No, what happened here is that the system worked exactly the way it was designed to work…except for the AC meeting efficacy vote, which due to what in retrospect was clearly an anomalous alteration of the question in the middle of the vote, came out unexpectedly in favor of Provenge. The FDA approvals process is designed to weed out any product that does not meet stringent standards. The folks who man the bulwarks there live to find “exceptions” to the straight and narrow, and stamp REJECT and RETURN TO SENDER in red ink all over them.
Such a process does not cope well with innovative products, and the handling of Provenge has consistently reflected that weakness: picking the wrong endpoints for the first two studies, screwing up enrollment of the second study, giving Dendreon management false encouragement about the outcome of the BLA, the changed question fiasco at the AC, just to name a few examples.
But this case is different, we thought. FDA Chairman Dr. von E wants to build a bridge, we thought. The FDA need immuno therapies in general—and Provenge in particular—to beat cancer by 2015, we thought. The pleas of the individual patients and providers at the AC—the very same ones that dissenter Dr. Hussain slept through—were so compelling, we thought.
LOL what we forgot about in our zeal and excitement to be part of a potentially major achievement for humanity was the old story about the scorpion and the frog…you know, the scorpion needs to cross the river and pleads with the frog to carry him but the frog refuses, explaining, “If I let you on my back, you will just sting me!” To which the scorpion replies, “Don’t be ridiculous, it makes no sense for me to sting you…I can’t swim…I can’t get across the river on my own…besides, not only do I need you to cross the river, but if I were to sting you while we were doing it, you would be paralyzed and sink…and I would drown!” So the frog relents and they get halfway across…and the scorpion stings the frog!
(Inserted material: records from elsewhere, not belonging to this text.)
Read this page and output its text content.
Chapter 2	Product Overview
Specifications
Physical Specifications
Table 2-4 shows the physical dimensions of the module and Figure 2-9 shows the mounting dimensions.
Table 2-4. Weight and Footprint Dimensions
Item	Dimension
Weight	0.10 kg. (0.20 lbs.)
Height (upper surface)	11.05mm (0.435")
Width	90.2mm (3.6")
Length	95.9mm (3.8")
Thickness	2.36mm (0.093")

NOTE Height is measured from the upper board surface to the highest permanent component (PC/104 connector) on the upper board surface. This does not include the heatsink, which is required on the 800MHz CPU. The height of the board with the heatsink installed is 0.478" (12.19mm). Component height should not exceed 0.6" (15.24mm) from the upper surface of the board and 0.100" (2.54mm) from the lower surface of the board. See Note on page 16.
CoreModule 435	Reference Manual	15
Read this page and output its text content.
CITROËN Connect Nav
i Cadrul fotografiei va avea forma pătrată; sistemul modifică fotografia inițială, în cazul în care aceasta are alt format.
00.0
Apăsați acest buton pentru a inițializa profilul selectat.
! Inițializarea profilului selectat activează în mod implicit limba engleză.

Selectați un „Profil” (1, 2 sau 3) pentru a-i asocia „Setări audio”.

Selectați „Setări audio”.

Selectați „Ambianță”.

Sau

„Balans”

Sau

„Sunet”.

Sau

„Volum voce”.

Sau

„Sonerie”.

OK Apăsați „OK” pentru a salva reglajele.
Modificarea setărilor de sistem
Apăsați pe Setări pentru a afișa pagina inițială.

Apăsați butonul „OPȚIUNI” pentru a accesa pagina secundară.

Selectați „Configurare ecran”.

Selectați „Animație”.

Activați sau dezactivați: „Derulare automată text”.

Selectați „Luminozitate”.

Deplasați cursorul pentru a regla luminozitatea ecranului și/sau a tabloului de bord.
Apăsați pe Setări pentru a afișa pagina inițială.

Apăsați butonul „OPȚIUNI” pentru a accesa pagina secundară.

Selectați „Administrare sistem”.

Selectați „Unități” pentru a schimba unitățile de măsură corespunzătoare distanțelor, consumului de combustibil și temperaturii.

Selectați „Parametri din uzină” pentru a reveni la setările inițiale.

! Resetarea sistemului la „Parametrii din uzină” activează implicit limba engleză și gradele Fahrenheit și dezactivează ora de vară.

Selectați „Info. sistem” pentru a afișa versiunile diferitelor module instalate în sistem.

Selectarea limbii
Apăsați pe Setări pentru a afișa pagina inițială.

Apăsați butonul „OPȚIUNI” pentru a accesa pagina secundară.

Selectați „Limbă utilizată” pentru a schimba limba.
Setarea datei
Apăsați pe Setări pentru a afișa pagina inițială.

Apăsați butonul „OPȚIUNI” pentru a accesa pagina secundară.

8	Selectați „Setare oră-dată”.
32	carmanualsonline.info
As the poison flows through her body and the frog begins to sink beneath the surface, she croaks out, “Why did you do it? Now we will both drown!” Replies the scorpion, “I know…I’m sorry…but I can’t help it; it’s my nature.“
I accept that this decision is likely—given that Provenge probably works—to result in unnecessary pain, suffering, and death, to sink Dendreon, and to minimally push back the development of immuno therapies for cancer if not all manner of innovative medical products…that damage is now water under Dr. Von E’s mythical bridge.
But going forward, we have a problem: the FDA are so inflexibly inept at dealing with innovative products that they have created conditions where shortsellers are shooting biotech applicants like fish in a barrel. This “surcharge” on investors hurts not just Dendreon, not just immuno therapy research, not just innovative medical research in the USA in general, but humanity as a whole, to the extent that such research might advance the ball to our mutual benefit.
Now I am not saying this is black and white.
I appreciate the power of biostatistician Thomas Fleming’s implicit argument that the damage to the process of approving a red-stamped product outweighs the benefits of likely being correct in this particular case…because it would compromise the agency’s capacity to say “NO” in the 99% of such cases where that is the right answer. Mr. Fleming knows his stuff, and he is fighting his own personal battle with prostate cancer, so clearly he does not reach this conclusion lightly.
I appreciate that the FDA should not heavily weigh anecdotal testimony in making approval decisions (albeit sleeping through patient testimony is bad form).
I appreciate that in general, we want unimaginative martinets at the FDA to protect us from snake oil.
But to me, it appears that the FDA are floundering around in the middle of the river with no idea how to swim when it comes to Provenge.
To me, the right takeaway here is that we need to seriously consider whether as presently constituted their inability to make an exception to their “no exceptions” policy does us more harm than good.
To me, that has to be the focus here.
If we divert our energy chasing black helicopters and digging up the grassy knoll looking for shell casings and corruption, we will, in effect, be throwing good energy after bad money…and it won’t help the frogs in the least.